For decades, the nonprofit community has responded to the desperate need of rural communities in Africa and India for clean drinking water. Millions of dollars have been donated and put to work building innovative wellheads across both continents. A simple “foolproof” manual technology was designed so that the pumps would work even in rural areas where there was no electricity. (Many were playground designs that enabled children to push a “merry-go-round” that pumped water up from a well below.) This program was at first a resounding success until the manual pumping mechanisms began to break and the simple, impoverished people had no idea how to repair them. They would abandon the wellhead and go back to hauling water up from the river in jars the women carried on their heads. In remote areas, rural water systems are difficult to monitor, site visits can be rare, and pump failures can persist for months.

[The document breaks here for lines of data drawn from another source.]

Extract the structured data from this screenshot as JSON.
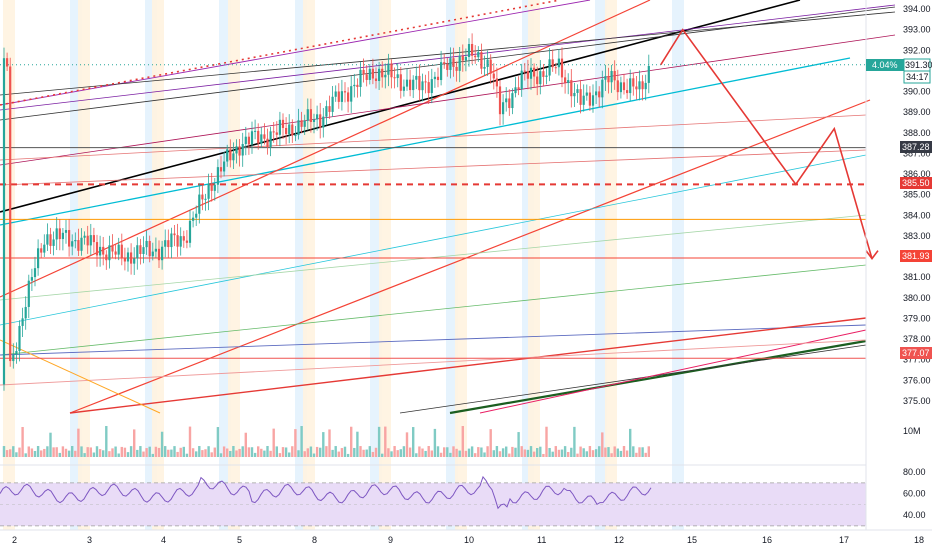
{
  "chart_data": {
    "type": "candlestick",
    "price_axis": {
      "range": [
        374.3,
        394.5
      ],
      "ticks": [
        "394.00",
        "393.00",
        "392.00",
        "391.00",
        "390.00",
        "389.00",
        "388.00",
        "387.00",
        "386.00",
        "385.00",
        "384.00",
        "383.00",
        "382.00",
        "381.00",
        "380.00",
        "379.00",
        "378.00",
        "377.00",
        "376.00",
        "375.00"
      ]
    },
    "volume_axis": {
      "tick": "10M"
    },
    "rsi_axis": {
      "ticks": [
        "80.00",
        "60.00",
        "40.00"
      ],
      "upper_band": 70,
      "lower_band": 30,
      "range": [
        28,
        82
      ]
    },
    "x_axis": {
      "ticks": [
        "2",
        "3",
        "4",
        "5",
        "8",
        "9",
        "10",
        "11",
        "12",
        "15",
        "16",
        "17",
        "18"
      ]
    },
    "price_labels": {
      "pct_change": "4.04%",
      "last_price": "391.30",
      "countdown": "34:17",
      "level_387": "387.28",
      "level_385": "385.50",
      "level_381": "381.93",
      "level_377": "377.07"
    },
    "horizontal_levels": [
      {
        "price": 387.28,
        "color": "#555555",
        "style": "solid"
      },
      {
        "price": 385.5,
        "color": "#e53935",
        "style": "dashed"
      },
      {
        "price": 381.93,
        "color": "#f44336",
        "style": "solid"
      },
      {
        "price": 377.07,
        "color": "#ef5350",
        "style": "solid"
      },
      {
        "price": 383.8,
        "color": "#ff9800",
        "style": "solid"
      }
    ],
    "colors": {
      "up": "#26a69a",
      "down": "#ef5350",
      "rsi_line": "#7e57c2",
      "rsi_band": "#e9dcf7",
      "session_orange": "#fff3e0",
      "session_blue": "#e3f2fd",
      "last_price_badge": "#26a69a"
    },
    "projected_path": [
      {
        "x": "12.6",
        "y": 391.3
      },
      {
        "x": "12.9",
        "y": 393.0
      },
      {
        "x": "16.4",
        "y": 385.5
      },
      {
        "x": "16.9",
        "y": 388.2
      },
      {
        "x": "17.4",
        "y": 381.9
      }
    ]
  }
}
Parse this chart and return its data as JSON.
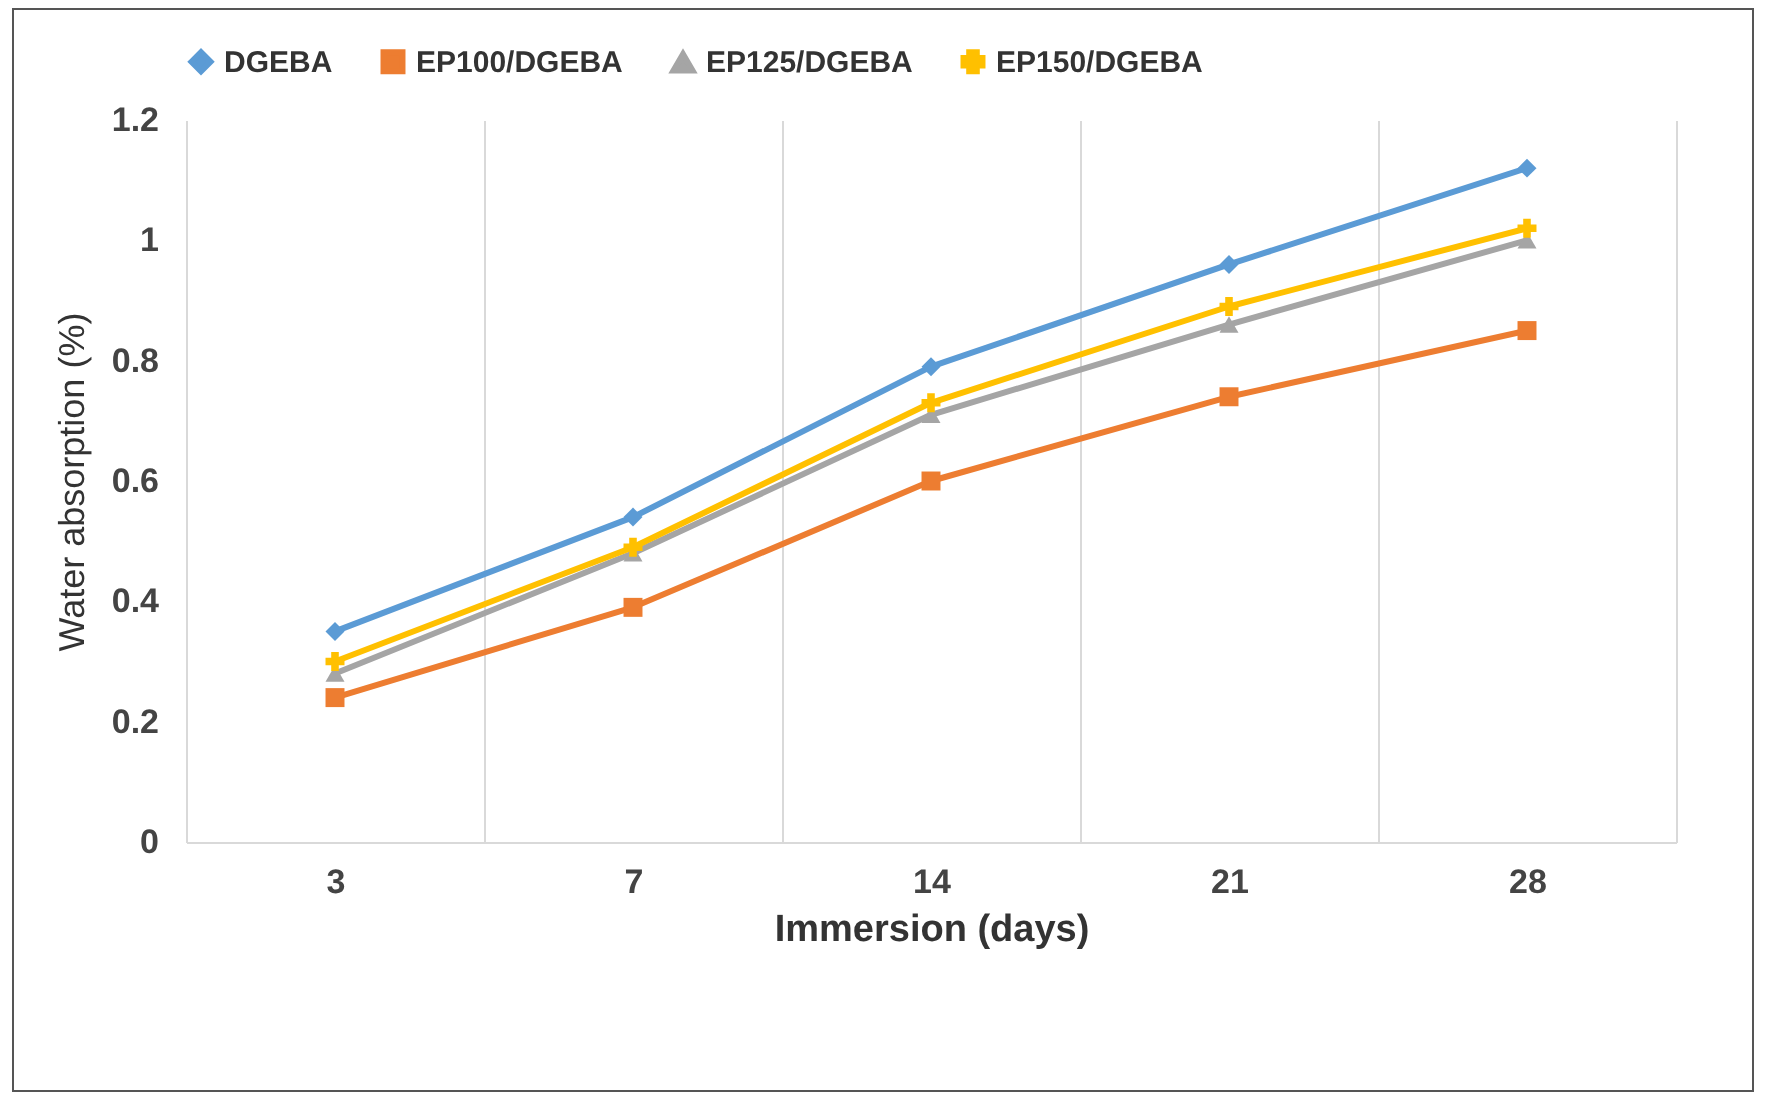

Charity: Water, a nonprofit that provides drinking water access to developing countries, is changing that with water sensors. In 2021, it unveiled its India Mark II Handpump Sensor, which installs in about 15 minutes and uses cloud computing to analyze and email out relevant data (like liters pumped per hour), so the nonprofit can detect any water flow stops or shortages and, when necessary, dispatch a technician to make repairs. At just $250, and the ability to last 10 years without a battery change, the sensor will allow Charity: Water to monitor its more than 79,000 water projects remotely.

  1. DreamSpring

Micro lending has been around for a long time in third world countries. However, the COVID-19 pandemic and its economic impacts sounded the death knell for many small businesses right here in the United States. For DreamSpring, a nonprofit community lender focused on underserved entrepreneurs, it was a moment to provide “economic triage.” The nonprofit focused on micro-businesses that often struggle to access credit or loans. Many mainstream lenders didn’t even make the small-dollar Paycheck Protection Program loans these businesses needed. With its new proprietary online lending platform, DreamSpring was able to quickly customize loans, find fintech and bank partners to help the nonprofit access PPP applications, and scale its lending to reach those vulnerable micro-businesses. The nonprofit expanded its service area from five states to 19, and its lending rose from 1,567 loans issued in all of 2019 to 26,080 loans issued in just the first eight months of 2021.

Ready, Willing & Able 

We cite the three innovative nonprofits above as examples only. Many more nonprofits are innovating around their core mission in response to the needs of modern society.